W 1933 roku na zjeździe American Physical Society dwaj astronomowie – Niemiec Walter Baade i Szwajcar Fritz Zwicky (który wprowadził do nauki pojęcie ciemnej materii) – ogłosili koncepcję istnienia gwiazd neutronowych. Było to zaledwie dwa lata po tym, jak sir James Chadwick odkrył istnienie neutronów.
W 1938 roku Lew Dawidowicz Landau, rosyjski fizyk pochodzenia żydowskiego, opracował teorię powstawania gwiazd neutronowych potwierdzoną rok później przez wspomnianych astronomów. Baade i Zwicky zasugerowali, że w procesie powstawania supernowej masa gwiazdy jest w znacznym stopniu unicestwiana, a to, co pozostaje, zapada się do niewielkiego obiektu, który jest zbyt mały i słaby, aby można było go wykryć. Stąd też gwiazdy neutronowe potraktowano jedynie jako mało istotną fanaberię natury.

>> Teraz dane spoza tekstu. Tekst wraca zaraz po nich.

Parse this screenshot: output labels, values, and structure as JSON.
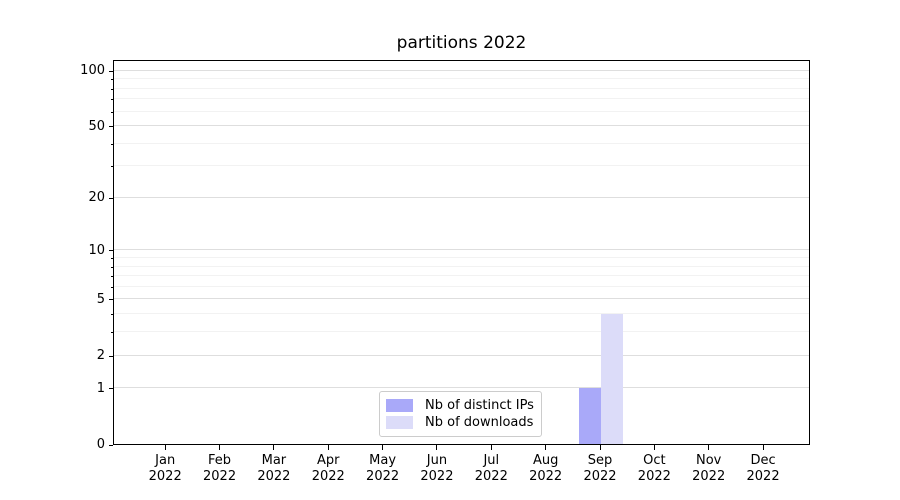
{
  "chart_data": {
    "type": "bar",
    "title": "partitions 2022",
    "categories": [
      "Jan",
      "Feb",
      "Mar",
      "Apr",
      "May",
      "Jun",
      "Jul",
      "Aug",
      "Sep",
      "Oct",
      "Nov",
      "Dec"
    ],
    "category_year": "2022",
    "series": [
      {
        "name": "Nb of distinct IPs",
        "color": "#a9a9f9",
        "values": [
          0,
          0,
          0,
          0,
          0,
          0,
          0,
          0,
          1,
          0,
          0,
          0
        ]
      },
      {
        "name": "Nb of downloads",
        "color": "#dcdcf9",
        "values": [
          0,
          0,
          0,
          0,
          0,
          0,
          0,
          0,
          4,
          0,
          0,
          0
        ]
      }
    ],
    "xlabel": "",
    "ylabel": "",
    "yscale": "log1p",
    "ylim": [
      0,
      115
    ],
    "yticks": [
      0,
      1,
      2,
      5,
      10,
      20,
      50,
      100
    ],
    "yticks_minor": [
      3,
      4,
      6,
      7,
      8,
      9,
      30,
      40,
      60,
      70,
      80,
      90
    ],
    "grid": "horizontal-major-and-minor",
    "legend_position": "inside-bottom-center",
    "colors": {
      "grid_major": "#dedede",
      "grid_minor": "#f2f2f2",
      "spine": "#000000",
      "text": "#000000",
      "background": "#ffffff",
      "legend_border": "#cccccc"
    }
  }
}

Dopiero w listopadzie 1967 r. florencki astrofizyk Franco Pacini zwrócił uwagę, że gwiazdy neutronowe wirują, a tym samym wytwarzają duże pola magnetyczne. W takim razie powinny też emitować fale elektromagnetyczne. Pacini zwrócił uwagę, że dwa lata wcześniej Antony Hewish i Samuel Okoye odkryli „niezwykłe źródło wysokiej jasności radiowej w mgławicy Kraba".
Pieśń pulsara
Wszystko wskazywało, że źródłem tym była wirująca gwiazda neutronowa, która powstała w wyniku wybuchu wielkiej supernowej zaobserwowanej i opisanej w 1054 roku przez chińskich oraz arabskich astronomów. Był to pierwszy namacalny dowód istnienia pulsara, a więc silnie zmagnetyzowanej i niezwykle szybko obracającej się wokół własnej osi gwiazdy neutronowej.

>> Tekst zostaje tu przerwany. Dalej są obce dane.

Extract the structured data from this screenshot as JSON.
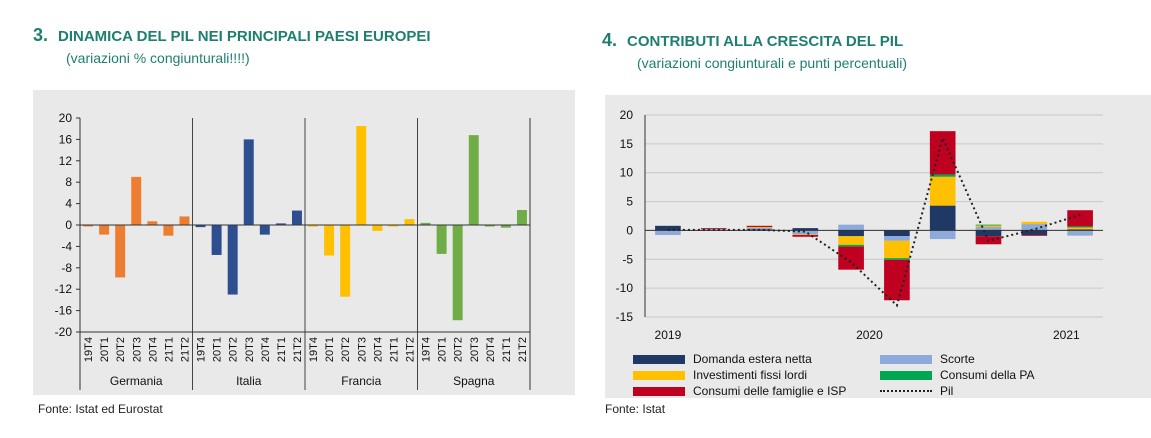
{
  "left": {
    "number": "3.",
    "title": "DINAMICA DEL PIL NEI PRINCIPALI PAESI EUROPEI",
    "subtitle": "(variazioni % congiunturali!!!!)",
    "source": "Fonte: Istat ed Eurostat"
  },
  "right": {
    "number": "4.",
    "title": "CONTRIBUTI ALLA CRESCITA DEL PIL",
    "subtitle": "(variazioni congiunturali e punti percentuali)",
    "source": "Fonte: Istat"
  },
  "chart_data": [
    {
      "type": "bar",
      "title": "DINAMICA DEL PIL NEI PRINCIPALI PAESI EUROPEI",
      "ylim": [
        -20,
        20
      ],
      "yticks": [
        20,
        16,
        12,
        8,
        4,
        0,
        -4,
        -8,
        -12,
        -16,
        -20
      ],
      "grid": false,
      "categories": [
        "19T4",
        "20T1",
        "20T2",
        "20T3",
        "20T4",
        "21T1",
        "21T2"
      ],
      "groups": [
        {
          "name": "Germania",
          "color": "#ed7d31",
          "values": [
            0.0,
            -1.8,
            -9.8,
            9.0,
            0.7,
            -2.0,
            1.6
          ]
        },
        {
          "name": "Italia",
          "color": "#2e4f8f",
          "values": [
            -0.4,
            -5.6,
            -13.0,
            16.0,
            -1.8,
            0.3,
            2.7
          ]
        },
        {
          "name": "Francia",
          "color": "#ffc000",
          "values": [
            -0.3,
            -5.7,
            -13.4,
            18.5,
            -1.1,
            0.0,
            1.1
          ]
        },
        {
          "name": "Spagna",
          "color": "#70ad47",
          "values": [
            0.4,
            -5.4,
            -17.8,
            16.8,
            0.0,
            -0.5,
            2.8
          ]
        }
      ]
    },
    {
      "type": "bar",
      "stacked": true,
      "title": "CONTRIBUTI ALLA CRESCITA DEL PIL",
      "ylim": [
        -15,
        20
      ],
      "yticks": [
        20,
        15,
        10,
        5,
        0,
        -5,
        -10,
        -15
      ],
      "grid": true,
      "x_labels": [
        "2019",
        "2020",
        "2021"
      ],
      "quarters": [
        "2019Q1",
        "2019Q2",
        "2019Q3",
        "2019Q4",
        "2020Q1",
        "2020Q2",
        "2020Q3",
        "2020Q4",
        "2021Q1",
        "2021Q2"
      ],
      "series": [
        {
          "name": "Domanda estera netta",
          "color": "#1f3864",
          "values": [
            0.8,
            0.0,
            0.2,
            0.4,
            -1.0,
            -1.0,
            4.3,
            -1.0,
            -0.8,
            0.2
          ]
        },
        {
          "name": "Scorte",
          "color": "#8ea9db",
          "values": [
            -0.8,
            0.3,
            0.3,
            -0.7,
            1.0,
            -0.8,
            -1.5,
            0.6,
            1.1,
            -0.9
          ]
        },
        {
          "name": "Investimenti fissi lordi",
          "color": "#ffc000",
          "values": [
            0.0,
            0.0,
            0.1,
            -0.1,
            -1.5,
            -3.0,
            5.0,
            0.3,
            0.4,
            0.3
          ]
        },
        {
          "name": "Consumi della PA",
          "color": "#00a651",
          "values": [
            0.0,
            0.0,
            0.0,
            0.0,
            -0.3,
            -0.3,
            0.4,
            0.1,
            0.0,
            0.2
          ]
        },
        {
          "name": "Consumi delle famiglie e ISP",
          "color": "#c00020",
          "values": [
            0.0,
            0.1,
            0.2,
            -0.3,
            -4.0,
            -7.0,
            7.5,
            -1.4,
            -0.1,
            2.8
          ]
        }
      ],
      "line": {
        "name": "Pil",
        "color": "#222222",
        "values": [
          0.1,
          0.1,
          0.1,
          -0.2,
          -5.5,
          -13.0,
          16.0,
          -1.8,
          0.2,
          2.7
        ]
      }
    }
  ]
}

Od tego czasu odkryto istnienie co najmniej dziesięciu takich obiektów. W zeszłym miesiącu astronomowie poinformowali, że na podstawie obserwacji nowo odkrytego połączenia się dwóch gwiazd neutronowych GW170817 opracowano nową metodę określania stałej Hubble'a i rozwiązywania rozbieżności z wcześniej stosowanymi metodami obserwacyjnymi dotyczącymi rozszerzania się wszechświata. Mówiąc najbardziej skrótowo, ta stała Hubble'a pozwala na oszacowanie odległości do kilkudziesięciu bardzo dalekich gromad galaktyk położonych od 1 do 10 mld mld lat świetlnych od ziemi z uwzględnieniem ich nieustannej ucieczki od siebie.